Effects of minor alloying additive on the shear strength of Sn-58Bi solder joint

Abstract

The use of Pb has been limited in the electronic industry because of the toxicity of lead. As the result, the research and development activities in developing lead-free solders have been accelerated and some lead-free solders were introduced as alternative. Sn-Bi-based alloys are an alternative to replace Pb-based solders in the low temperature ranges. However, Sn-Bi-based solders show brittle behavior in both the bulk and the interface. Generally, the addition of impurity elements to the solders can improve the ductility of the solder joint in both the bulk and the interface by refining the solder microstructure and suppressing the intermetallics at the interface, respectively.
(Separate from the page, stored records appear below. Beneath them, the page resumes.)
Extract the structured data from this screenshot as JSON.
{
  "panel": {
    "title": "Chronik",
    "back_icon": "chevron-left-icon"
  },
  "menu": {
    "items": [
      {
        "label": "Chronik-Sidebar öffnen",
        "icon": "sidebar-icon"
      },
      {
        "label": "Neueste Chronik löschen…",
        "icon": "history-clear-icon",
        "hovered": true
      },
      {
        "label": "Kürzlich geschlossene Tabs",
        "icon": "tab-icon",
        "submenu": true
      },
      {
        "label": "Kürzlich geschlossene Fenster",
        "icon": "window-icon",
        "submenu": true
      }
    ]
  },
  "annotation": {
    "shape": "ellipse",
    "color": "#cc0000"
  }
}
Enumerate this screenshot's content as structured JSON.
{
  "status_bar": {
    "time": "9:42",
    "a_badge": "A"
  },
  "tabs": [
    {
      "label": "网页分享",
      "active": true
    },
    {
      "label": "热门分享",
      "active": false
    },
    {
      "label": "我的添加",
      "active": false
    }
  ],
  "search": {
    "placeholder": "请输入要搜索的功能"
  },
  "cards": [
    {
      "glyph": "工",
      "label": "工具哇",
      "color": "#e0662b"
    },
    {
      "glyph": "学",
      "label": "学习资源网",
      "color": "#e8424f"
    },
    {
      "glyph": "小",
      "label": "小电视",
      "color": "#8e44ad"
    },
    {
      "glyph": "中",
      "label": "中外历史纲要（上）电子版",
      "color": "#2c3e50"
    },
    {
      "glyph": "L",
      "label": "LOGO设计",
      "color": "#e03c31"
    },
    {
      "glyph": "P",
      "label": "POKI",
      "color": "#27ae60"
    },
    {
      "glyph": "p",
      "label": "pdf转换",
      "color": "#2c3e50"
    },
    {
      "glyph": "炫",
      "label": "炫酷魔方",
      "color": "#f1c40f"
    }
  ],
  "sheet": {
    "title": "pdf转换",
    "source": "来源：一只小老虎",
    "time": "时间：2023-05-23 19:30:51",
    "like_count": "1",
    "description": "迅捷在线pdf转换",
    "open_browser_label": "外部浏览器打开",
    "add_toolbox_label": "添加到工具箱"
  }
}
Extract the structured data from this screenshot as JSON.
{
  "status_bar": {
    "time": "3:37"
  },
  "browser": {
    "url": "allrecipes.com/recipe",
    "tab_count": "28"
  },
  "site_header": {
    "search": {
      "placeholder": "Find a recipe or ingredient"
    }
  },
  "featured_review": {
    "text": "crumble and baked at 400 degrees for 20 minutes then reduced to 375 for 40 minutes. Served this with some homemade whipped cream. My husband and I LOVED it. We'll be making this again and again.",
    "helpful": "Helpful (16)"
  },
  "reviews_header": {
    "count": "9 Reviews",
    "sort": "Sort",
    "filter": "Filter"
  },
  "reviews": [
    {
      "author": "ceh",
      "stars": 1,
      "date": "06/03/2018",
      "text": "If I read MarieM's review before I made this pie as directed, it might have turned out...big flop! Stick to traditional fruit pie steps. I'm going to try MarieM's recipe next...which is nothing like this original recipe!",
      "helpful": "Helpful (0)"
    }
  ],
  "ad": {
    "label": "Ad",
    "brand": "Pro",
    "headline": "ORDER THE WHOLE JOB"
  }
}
In this study, the effect of third elements, i.e., Ni and In (1 and 0.5wt.%) on the microstructure of the Sn-58Bi solder and thickness of the interface between Sn-58Bi solder and Cu substrate were investigated. Solid state IMC compound layer growth was also examined following the thermal aging of the solder joint. Results after aging show that minor added elements were effective in suppressing the intermetallics at the interface during solid state growth. The results also show that the added In was highly effective in limiting the Bi phase coarsening. Mechanical properties of solder joints, before and after heat treatment, were also investigated by shear and micro-vickers tests.